北海道ローカル駅の実態 名作「塩狩峠」の舞台も存亡の危機に (1/2ページ)

 北海道ではここ数年、利用者減を理由に廃線や廃駅が相次いでいる。特急列車の車内販売サービスも3月末で打ち切りになる。北の大地の鉄路はこのまま縮小を続けるのか。雪に閉ざされた名作『塩狩峠』の舞台で、利用者がいない北海道のローカル駅の実態を見た。(小牟田哲彦)

 旭川から日本最北端の稚内へ向かう宗谷本線のローカル列車で北へ約40分のところに、塩狩という駅がある。特急列車はすべて通過してしまう、鬱蒼(うっそう)とした林に囲まれた小さな駅だ。

 この無人駅の知名度を全国区にしているのは、映画にもなった三浦綾子の小説『塩狩峠』である。明治時代にこの地で発生した列車事故を題材にしたこの小説は、発表から50年以上経った今も不朽の名作として読み継がれ、作品に感銘を受けてこの駅を訪れる読者も多い。

 実は私自身もその1人で、『塩狩峠』を読んで高校時代に東京からわざわざこの駅にやってきて、駅付近の温泉旅館に滞在した。27年前の私事である。
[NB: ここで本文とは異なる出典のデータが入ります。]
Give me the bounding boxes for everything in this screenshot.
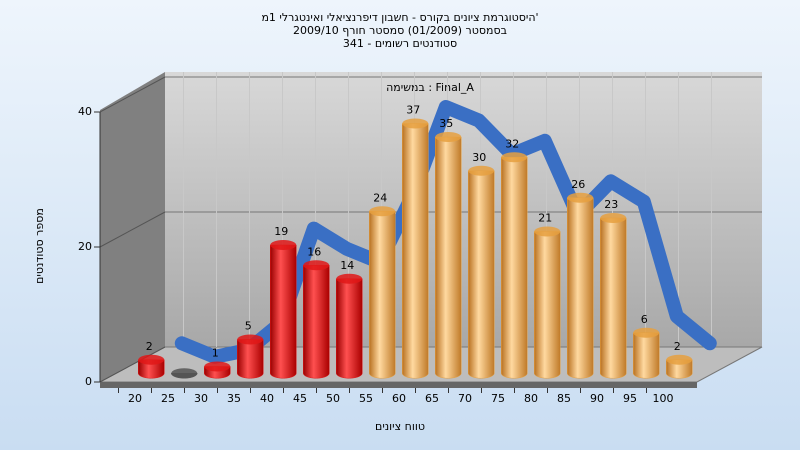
bar-top: [666, 354, 693, 365]
x-tick-label: 20: [128, 392, 142, 405]
bar: [402, 123, 429, 379]
x-tick-label: 90: [590, 392, 604, 405]
x-tick-label: 50: [326, 392, 340, 405]
bar-top: [204, 361, 231, 372]
x-tick-label: 30: [194, 392, 208, 405]
chart-title: היסטוגרמת ציונים בקורס - חשבון דיפרנציאל…: [261, 11, 538, 24]
value-label: 21: [538, 212, 552, 225]
y-tick-label: 40: [78, 105, 92, 118]
value-label: 1: [212, 347, 219, 360]
y-tick-label: 20: [78, 240, 92, 253]
x-tick-label: 45: [293, 392, 307, 405]
bar: [237, 339, 264, 379]
bar-top: [138, 354, 165, 365]
chart-subtitle: סטודנטים רשומים - 341: [343, 37, 457, 50]
value-label: 24: [373, 191, 387, 204]
floor-edge: [100, 382, 697, 388]
bar-top: [567, 192, 594, 203]
bar-top: [600, 213, 627, 223]
value-label: 2: [146, 340, 153, 353]
bar: [600, 217, 627, 379]
bar-top: [468, 165, 495, 176]
value-label: 30: [472, 151, 486, 164]
value-label: 14: [340, 259, 354, 272]
trend-ribbon: [174, 100, 717, 364]
bar: [666, 359, 693, 379]
x-tick-label: 40: [260, 392, 274, 405]
bar-top: [501, 152, 528, 163]
x-tick-label: 60: [392, 392, 406, 405]
value-label: 37: [406, 104, 420, 117]
bar: [270, 244, 297, 379]
bar: [369, 211, 396, 379]
bar: [435, 136, 462, 379]
x-tick-label: 100: [653, 392, 674, 405]
left-wall: [100, 72, 165, 382]
grid-line: [99, 76, 166, 113]
x-tick-label: 80: [524, 392, 538, 405]
value-label: 26: [571, 178, 585, 191]
bar: [633, 332, 660, 379]
grid-line: [99, 346, 166, 383]
x-tick-label: 65: [425, 392, 439, 405]
x-tick-label: 35: [227, 392, 241, 405]
bar: [303, 265, 330, 379]
value-label: 32: [505, 137, 519, 150]
x-tick-label: 95: [623, 392, 637, 405]
bar: [567, 197, 594, 379]
bar: [138, 359, 165, 379]
bar-top: [270, 240, 297, 250]
value-label: 6: [641, 313, 648, 326]
x-tick-label: 55: [359, 392, 373, 405]
value-label: 19: [274, 225, 288, 238]
bar: [534, 231, 561, 379]
bar-top: [402, 118, 429, 129]
x-axis-label: טווח ציונים: [375, 420, 425, 433]
annotation: במשימה : Final_A: [386, 81, 474, 94]
x-tick-label: 75: [491, 392, 505, 405]
value-label: 2: [674, 340, 681, 353]
bar-top: [633, 327, 660, 338]
bar-top: [336, 273, 363, 284]
bar-top: [237, 334, 264, 345]
value-label: 16: [307, 245, 321, 258]
bar-top: [534, 226, 561, 237]
bar: [468, 170, 495, 379]
value-label: 35: [439, 117, 453, 130]
value-label: 5: [245, 320, 252, 333]
x-tick-label: 85: [557, 392, 571, 405]
value-label: 23: [604, 198, 618, 211]
bar-top: [171, 368, 198, 379]
bar-top: [303, 260, 330, 271]
bar: [501, 157, 528, 379]
bar: [336, 278, 363, 379]
x-tick-label: 25: [161, 392, 175, 405]
y-axis-label: מספר סטודנטים: [33, 208, 46, 284]
grid-line: [99, 211, 166, 248]
bar-top: [435, 132, 462, 142]
x-tick-label: 70: [458, 392, 472, 405]
bar-top: [369, 206, 396, 217]
y-tick-label: 0: [85, 375, 92, 388]
chart-subtitle: בסמסטר (01/2009) סמסטר חורף 2009/10: [293, 24, 507, 37]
 その名作の舞台に、廃駅の可能性が取り沙汰されている。周辺の過疎化が進行した同駅は1日の平均利用者数が1人以下の「極端にご利用の少ない駅」となっており、JR北海道が駅の管理方針の見直し対象に挙げているのだ。

 そして、昨年6月に同社が発表した「経営再生の見通し(案)」には、「ご利用の少ない無人駅の廃止」が今後の課題として明記されている。